Stroke remains a leading cause of death and long-term disability in the United States. The increased risk of stroke has been linked to the pathophysiological changes seen in the cerebral vessels of individuals with diabetes (Kissela et al., Diabetes Care 28:355-359 (2005). In many epidemiological studies, type 2 diabetes mellitus (DM) has been an important risk factor for ischemic stroke (Almdal et al., Arch. Intern. Med. 164:1422-1426 (2004); however, only a few small studies have examined the risk of stroke in patients with type 1 DM during the past few decades.

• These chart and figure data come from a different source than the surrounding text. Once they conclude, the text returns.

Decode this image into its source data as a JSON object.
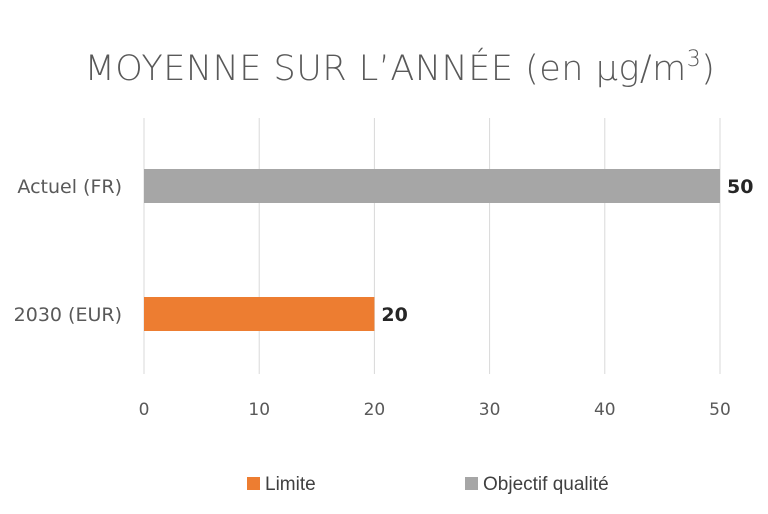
{
  "chart_data": {
    "type": "bar",
    "orientation": "horizontal",
    "title": "MOYENNE SUR L’ANNÉE (en µg/m",
    "title_superscript": "3",
    "title_close": ")",
    "categories": [
      "Actuel (FR)",
      "2030 (EUR)"
    ],
    "series": [
      {
        "name": "Objectif qualité",
        "color": "#a6a6a6",
        "values": [
          50,
          null
        ]
      },
      {
        "name": "Limite",
        "color": "#ed7d31",
        "values": [
          null,
          20
        ]
      }
    ],
    "data_labels": [
      "50",
      "20"
    ],
    "xlim": [
      0,
      50
    ],
    "xticks": [
      0,
      10,
      20,
      30,
      40,
      50
    ],
    "xtick_labels": [
      "0",
      "10",
      "20",
      "30",
      "40",
      "50"
    ],
    "grid": true,
    "legend": {
      "position": "bottom",
      "entries": [
        {
          "label": "Limite",
          "color": "#ed7d31"
        },
        {
          "label": "Objectif qualité",
          "color": "#a6a6a6"
        }
      ]
    }
  }
}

A recent study from the Nurses' Health Study, by investigating a very large cohort, reported that relative risks for total stroke was four-fold higher in women with type 1 DM and two-fold higher in women with type 2 DM than for non-diabetic (NDM) women. The multivariate relative risks of ischemic stroke was increased six-fold in type 1 and two-fold in type 2 DM. Moreover, type 1 DM was also significantly associated with the risk of hemorrhagic stroke (four fold), but type 2 DM was not (Janghorbani et al., Diabetes Care 30:1730-1735 (2007)).
Type 1 DM patients, especially those with a non-optimal metabolic control, have a higher risk of developing all microvascular complications including stroke (Kempen et al., Arch. Ophthalmol. 122:552-563 (2004)). Stroke is associated with decreased blood flow to the brain caused by a thrombus or rupture of a blood vessel. Moreover, thrombogenic stroke can undergo spontaneous hemorrhagic transformation, which can often be exacerbated by the combination of anticoagulation therapy. One of the outcomes of central nervous system damage caused by stroke is the breakdown of the blood-brain barrier (BBB) and increased local blood vessel permeability, which result in brain edema and neuronal and glial damage. Both clinical and experimental studies have shown that hyperglycemia has a deleterious effect on the BBB and causes edema formation after global ischemia or hemorrhage, however the mechanisms that mediate the adverse effect of diabetes and hyperglycemia on cerebral vascular function have received little attention (Williams et al., Eye. 18:963-983 (2004); The Diabetes Control and Complications Trial Research Group, N. Engl. J. Med. 329:977-986 (1993); Stratton et al., BMJ. 321:405-412 (2000); UK Prospective Diabetes Study Group, BMJ. 317:703-713 (1998)). Therapies to prevent or treat intracerebral hemorrhage remain a major unmet clinical need.